No one gasped, but there was a sudden, reverberating silence.
“I think it’s easy to judge someone you don’t know anything about,” I said. “Like before I saw your film, I thought you were nothing but a spoiled cokehead. Now I know it’s not your parents’ fault.”
“Maise,” Evan breathed behind me, low and alarmed.
I turned to Wesley, who sat on the dais at the back of the room, in shadow.
“And I thought you were a good person. But now I know you’re a f**king psycho.”
“Maise,” Evan said sharply, like a whip crack.
No one moved. It was dead still.
“Leave the class.”
It was as if I’d been struck. I turned to him, numb, furious, hurt. He met my eyes for a moment and then looked away.
I stood up and walked out. I didn’t slam the door, but I stalked straight across the hall and kicked open the boys’ bathroom, and when a guy at a urinal looked at me in shock, I growled, “Get out.”
I paced. I stood with my palms on either side of a sink, feeling like I could rip it out of the wall. I turned on the cold water and splashed it on my face. Tried to drink some but ended up spitting it at the mirror. Then I paced some more.

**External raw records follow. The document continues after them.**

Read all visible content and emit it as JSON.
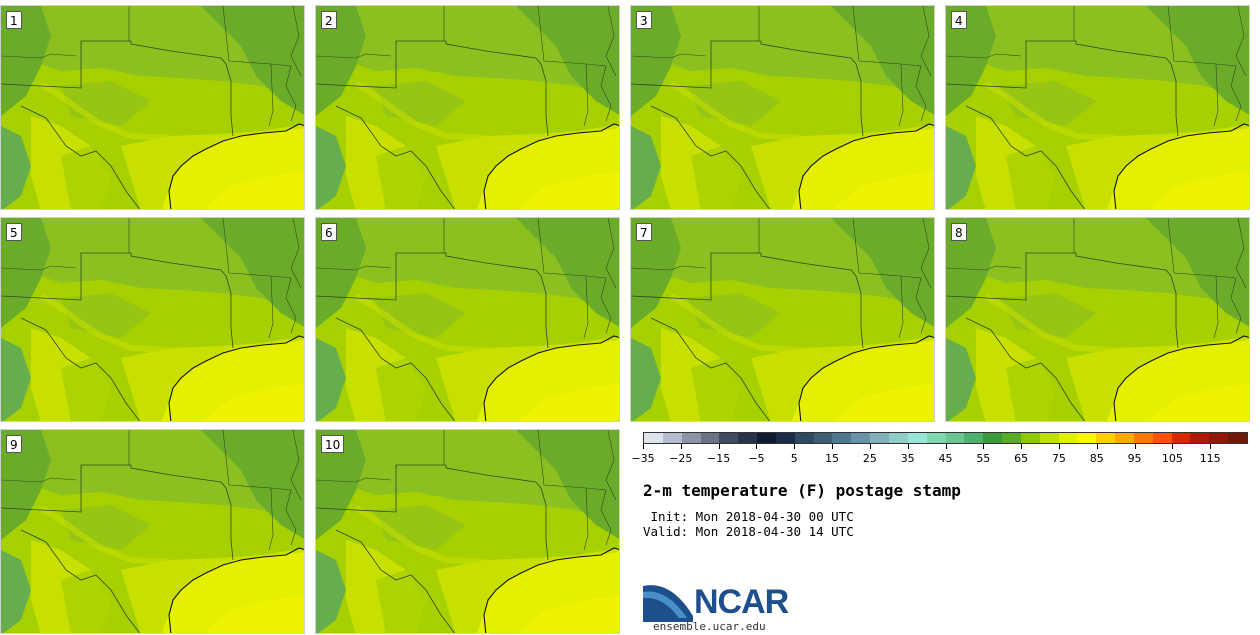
{
  "title": "2-m temperature (F) postage stamp",
  "init_text": " Init: Mon 2018-04-30 00 UTC",
  "valid_text": "Valid: Mon 2018-04-30 14 UTC",
  "panels": [
    {
      "label": "1"
    },
    {
      "label": "2"
    },
    {
      "label": "3"
    },
    {
      "label": "4"
    },
    {
      "label": "5"
    },
    {
      "label": "6"
    },
    {
      "label": "7"
    },
    {
      "label": "8"
    },
    {
      "label": "9"
    },
    {
      "label": "10"
    }
  ],
  "map_colors": {
    "warm_gulf": "#e5f000",
    "yellow_green": "#c8e000",
    "mid_green": "#a6d000",
    "green": "#8cc020",
    "dark_green": "#6aac2a",
    "teal_green": "#5aa85a",
    "border_line": "#2f4a20"
  },
  "colorbar": {
    "colors": [
      "#dfe3ec",
      "#b6bccc",
      "#8d94a6",
      "#6a7285",
      "#404a60",
      "#283248",
      "#101a30",
      "#1a2a48",
      "#2e4a60",
      "#3e5e72",
      "#507890",
      "#6892a6",
      "#80b0b8",
      "#90ccc8",
      "#98e6d6",
      "#80d8b0",
      "#6cc492",
      "#50b070",
      "#3c9a3a",
      "#58ac28",
      "#90c800",
      "#c0de00",
      "#e0f000",
      "#f8f800",
      "#ffd000",
      "#ffa800",
      "#ff7800",
      "#ff5000",
      "#d82800",
      "#b01808",
      "#901808",
      "#701808"
    ],
    "tick_labels": [
      "−35",
      "−25",
      "−15",
      "−5",
      "5",
      "15",
      "25",
      "35",
      "45",
      "55",
      "65",
      "75",
      "85",
      "95",
      "105",
      "115"
    ]
  },
  "logo": {
    "text": "NCAR",
    "url": "ensemble.ucar.edu",
    "colors": {
      "dark": "#1d4f8c",
      "light": "#4a90c8"
    }
  }
}
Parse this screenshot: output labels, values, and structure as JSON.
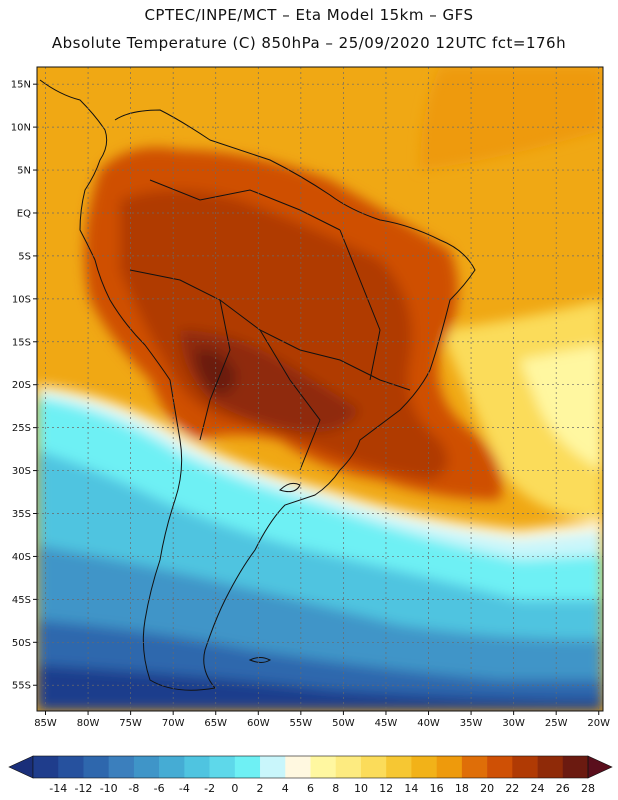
{
  "title": {
    "line1": "CPTEC/INPE/MCT –   Eta Model 15km – GFS",
    "line2": "Absolute Temperature (C) 850hPa – 25/09/2020 12UTC fct=176h"
  },
  "map": {
    "extent": {
      "lon_min": -86,
      "lon_max": -19.5,
      "lat_min": -58,
      "lat_max": 17
    },
    "lat_ticks": [
      {
        "value": 15,
        "label": "15N"
      },
      {
        "value": 10,
        "label": "10N"
      },
      {
        "value": 5,
        "label": "5N"
      },
      {
        "value": 0,
        "label": "EQ"
      },
      {
        "value": -5,
        "label": "5S"
      },
      {
        "value": -10,
        "label": "10S"
      },
      {
        "value": -15,
        "label": "15S"
      },
      {
        "value": -20,
        "label": "20S"
      },
      {
        "value": -25,
        "label": "25S"
      },
      {
        "value": -30,
        "label": "30S"
      },
      {
        "value": -35,
        "label": "35S"
      },
      {
        "value": -40,
        "label": "40S"
      },
      {
        "value": -45,
        "label": "45S"
      },
      {
        "value": -50,
        "label": "50S"
      },
      {
        "value": -55,
        "label": "55S"
      }
    ],
    "lon_ticks": [
      {
        "value": -85,
        "label": "85W"
      },
      {
        "value": -80,
        "label": "80W"
      },
      {
        "value": -75,
        "label": "75W"
      },
      {
        "value": -70,
        "label": "70W"
      },
      {
        "value": -65,
        "label": "65W"
      },
      {
        "value": -60,
        "label": "60W"
      },
      {
        "value": -55,
        "label": "55W"
      },
      {
        "value": -50,
        "label": "50W"
      },
      {
        "value": -45,
        "label": "45W"
      },
      {
        "value": -40,
        "label": "40W"
      },
      {
        "value": -35,
        "label": "35W"
      },
      {
        "value": -30,
        "label": "30W"
      },
      {
        "value": -25,
        "label": "25W"
      },
      {
        "value": -20,
        "label": "20W"
      }
    ]
  },
  "colorbar": {
    "colors": [
      "#1f3d8c",
      "#26519e",
      "#2e67ad",
      "#3b7fbd",
      "#3f95c8",
      "#45acd4",
      "#4fc4e0",
      "#5ed8ea",
      "#6ef0f4",
      "#c9f6fb",
      "#fff8e0",
      "#fff7a0",
      "#fdeb80",
      "#fbdc5a",
      "#f6c733",
      "#f2b218",
      "#ee9a0c",
      "#df6e08",
      "#cf5005",
      "#b03a04",
      "#8f2a08",
      "#6b1a10"
    ],
    "low_arrow_color": "#1a2f7a",
    "high_arrow_color": "#5a0e1c",
    "labels": [
      "-14",
      "-12",
      "-10",
      "-8",
      "-6",
      "-4",
      "-2",
      "0",
      "2",
      "4",
      "6",
      "8",
      "10",
      "12",
      "14",
      "16",
      "18",
      "20",
      "22",
      "24",
      "26",
      "28"
    ]
  },
  "field_colors": {
    "ocean_warm": "#f0a814",
    "ocean_warmer": "#ee9a0c",
    "land_hot": "#cf5005",
    "land_hotter": "#b03a04",
    "land_core": "#8f2a08",
    "land_max": "#6b1a10",
    "sub_yellow": "#fbdc5a",
    "pale": "#fff7a0",
    "cream": "#fff8e0",
    "cyan_light": "#c9f6fb",
    "cyan": "#6ef0f4",
    "aqua": "#4fc4e0",
    "blue_mid": "#3f95c8",
    "blue_dark": "#2e67ad",
    "blue_deep": "#1f3d8c"
  }
}
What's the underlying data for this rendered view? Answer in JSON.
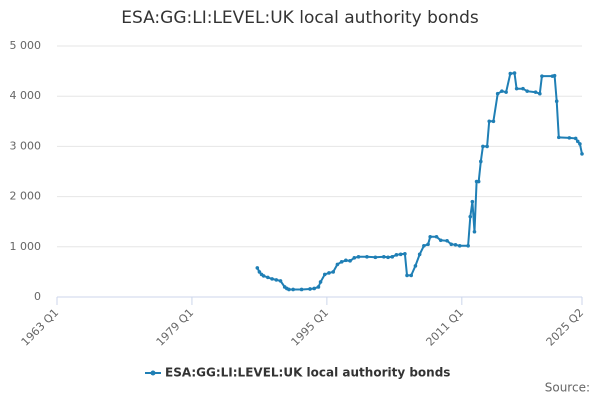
{
  "chart_data": {
    "type": "line",
    "title": "ESA:GG:LI:LEVEL:UK local authority bonds",
    "source": "Source:",
    "xlim": [
      "1963 Q1",
      "2025 Q2"
    ],
    "xticks": [
      "1963 Q1",
      "1979 Q1",
      "1995 Q1",
      "2011 Q1",
      "2025 Q2"
    ],
    "ylim": [
      0,
      5000
    ],
    "yticks": [
      0,
      {
        "value": 1000,
        "label": "1 000"
      },
      {
        "value": 2000,
        "label": "2 000"
      },
      {
        "value": 3000,
        "label": "3 000"
      },
      {
        "value": 4000,
        "label": "4 000"
      },
      {
        "value": 5000,
        "label": "5 000"
      }
    ],
    "grid": true,
    "legend": "bottom",
    "x": [
      "1986 Q4",
      "1987 Q1",
      "1987 Q2",
      "1987 Q3",
      "1988 Q1",
      "1988 Q3",
      "1989 Q1",
      "1989 Q3",
      "1990 Q1",
      "1990 Q2",
      "1990 Q3",
      "1991 Q1",
      "1992 Q1",
      "1993 Q1",
      "1993 Q3",
      "1994 Q1",
      "1994 Q2",
      "1994 Q4",
      "1995 Q2",
      "1995 Q4",
      "1996 Q2",
      "1996 Q4",
      "1997 Q2",
      "1997 Q4",
      "1998 Q2",
      "1998 Q4",
      "1999 Q4",
      "2000 Q4",
      "2001 Q4",
      "2002 Q2",
      "2002 Q4",
      "2003 Q2",
      "2003 Q4",
      "2004 Q2",
      "2004 Q3",
      "2005 Q1",
      "2005 Q3",
      "2006 Q1",
      "2006 Q3",
      "2007 Q1",
      "2007 Q2",
      "2008 Q1",
      "2008 Q3",
      "2009 Q2",
      "2009 Q4",
      "2010 Q2",
      "2010 Q4",
      "2011 Q4",
      "2012 Q1",
      "2012 Q2",
      "2012 Q3",
      "2012 Q4",
      "2013 Q1",
      "2013 Q2",
      "2013 Q3",
      "2014 Q1",
      "2014 Q2",
      "2014 Q4",
      "2015 Q2",
      "2015 Q4",
      "2016 Q2",
      "2016 Q4",
      "2017 Q2",
      "2017 Q3",
      "2018 Q2",
      "2018 Q4",
      "2019 Q4",
      "2020 Q2",
      "2020 Q3",
      "2021 Q4",
      "2022 Q1",
      "2022 Q2",
      "2022 Q3",
      "2023 Q4",
      "2024 Q3",
      "2024 Q4",
      "2025 Q1",
      "2025 Q2"
    ],
    "series": [
      {
        "name": "ESA:GG:LI:LEVEL:UK local authority bonds",
        "color": "#1f7fb5",
        "values": [
          580,
          500,
          450,
          420,
          390,
          360,
          340,
          320,
          200,
          170,
          150,
          150,
          150,
          160,
          170,
          200,
          300,
          450,
          480,
          500,
          650,
          700,
          730,
          720,
          780,
          800,
          800,
          790,
          800,
          790,
          800,
          840,
          850,
          860,
          430,
          430,
          620,
          850,
          1020,
          1050,
          1200,
          1200,
          1130,
          1120,
          1050,
          1040,
          1020,
          1020,
          1600,
          1900,
          1300,
          2300,
          2300,
          2700,
          3000,
          3000,
          3500,
          3500,
          4050,
          4100,
          4080,
          4450,
          4460,
          4150,
          4150,
          4100,
          4080,
          4050,
          4400,
          4400,
          4410,
          3900,
          3180,
          3170,
          3160,
          3100,
          3050,
          2850
        ]
      }
    ]
  }
}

I didn’t have long to wait. The bell rang, and I stepped out and watched the kids leaving, flocking into small groups, whispering frantically.
When I saw Wesley I walked up to him, grabbed his shirt in my fist, and twisted as hard as I could.
“What the hell?” he said.
“You want to do this here, or you want to do it in private?” I barely recognized my voice. It was flat and gritty, sulfurous. The drag of a match head before it burst into flame. Other kids were staring.
Wesley eyed me anxiously for a second. Then he followed me to the boys’ bathroom. When he walked in I kicked the garbage can in front of the door and spun around fast, swinging. He caught my arm. He was bigger and stronger than me and I hated him for that.
“Let me hit you,” I said.
“You’re crazy.”
“You’re a f**king traitor. You stupid a**hole. How could you do this to me?”
He stared at me wide-eyed, as if surprised. “You’re blowing it way out of proportion.”